Diese Methodik ermöglicht es, das mechanische Verhalten von Erythrozyten zu untersuchen und ihre viskoelastischen Parameter und weichglasartigen Eigenschaften für verschiedene physiologische und pathologische Bedingungen zu charakterisieren. Unsere einzelzellbasierte Methode verifiziert Videoreferenzen, indem sie die Metallwerte für den Formfaktor verwendet, der Kräfte und Verschiebungen, die Spannungen und Kratzer in der Erythrozytenoberfläche in Beziehung setzt. Beginnen Sie damit, Silikonfett so über die Oberfläche des Gummirings zu gießen, dass der gesamte Umfang bedeckt ist.
Legen Sie als Nächstes den Gummiring mit der Fettseite zum Deckglas auf das Deckglas. Warten Sie fünf Minuten auf die ordnungsgemäße Befestigung, und die Probenhalter sind dann bereit, die Zellkultur zu erhalten. Als nächstes werden die Zellen mit der Lösung der zuvor nach dem schriftlichen Protokoll hergestellten Zellen in den Probenhalter eingesät.

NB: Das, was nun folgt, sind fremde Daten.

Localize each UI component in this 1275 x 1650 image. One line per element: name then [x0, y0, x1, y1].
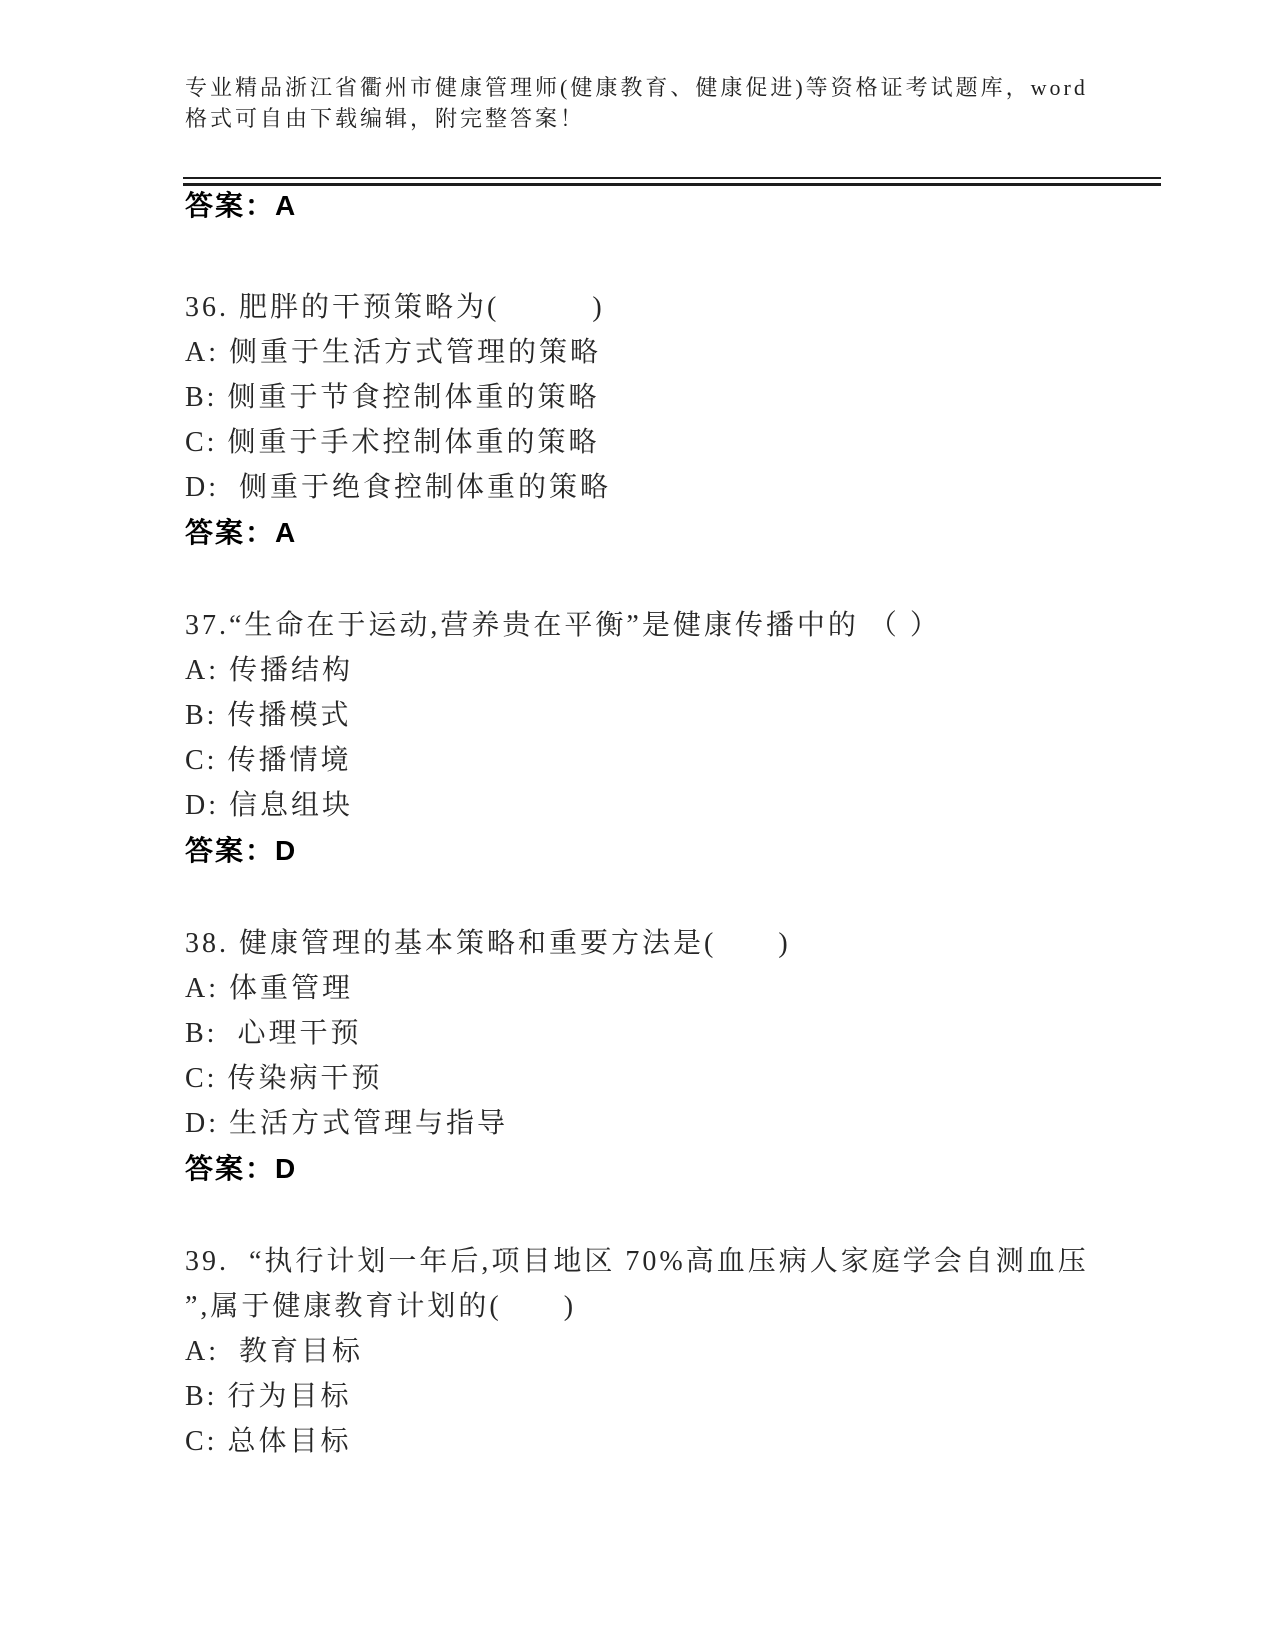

Fügen Sie der Probe 0,2 Mikroliter einer 10-prozentigen Polystyrolkugellösung hinzu. Legen Sie das zweite Deckglas über den Gummiring. Schließen Sie das Setup und beenden Sie die Probenvorbereitung.
Zum Schluss legen Sie die gesamte Probe in das Mikroskop. Um mit dem Experimentieren zu beginnen, verwenden Sie das OT-System, fangen Sie die Kugel mit dem OT-Laser ein und befestigen Sie sie dann am Deckglas in der Nähe der Zelle. Fangen Sie dann eine andere Kugel ein und wiederholen Sie den gleichen Anbringungsvorgang, indem Sie die Kugel gegen die Zelloberfläche, nahe der Oberseite und nahe am Zellrand drücken.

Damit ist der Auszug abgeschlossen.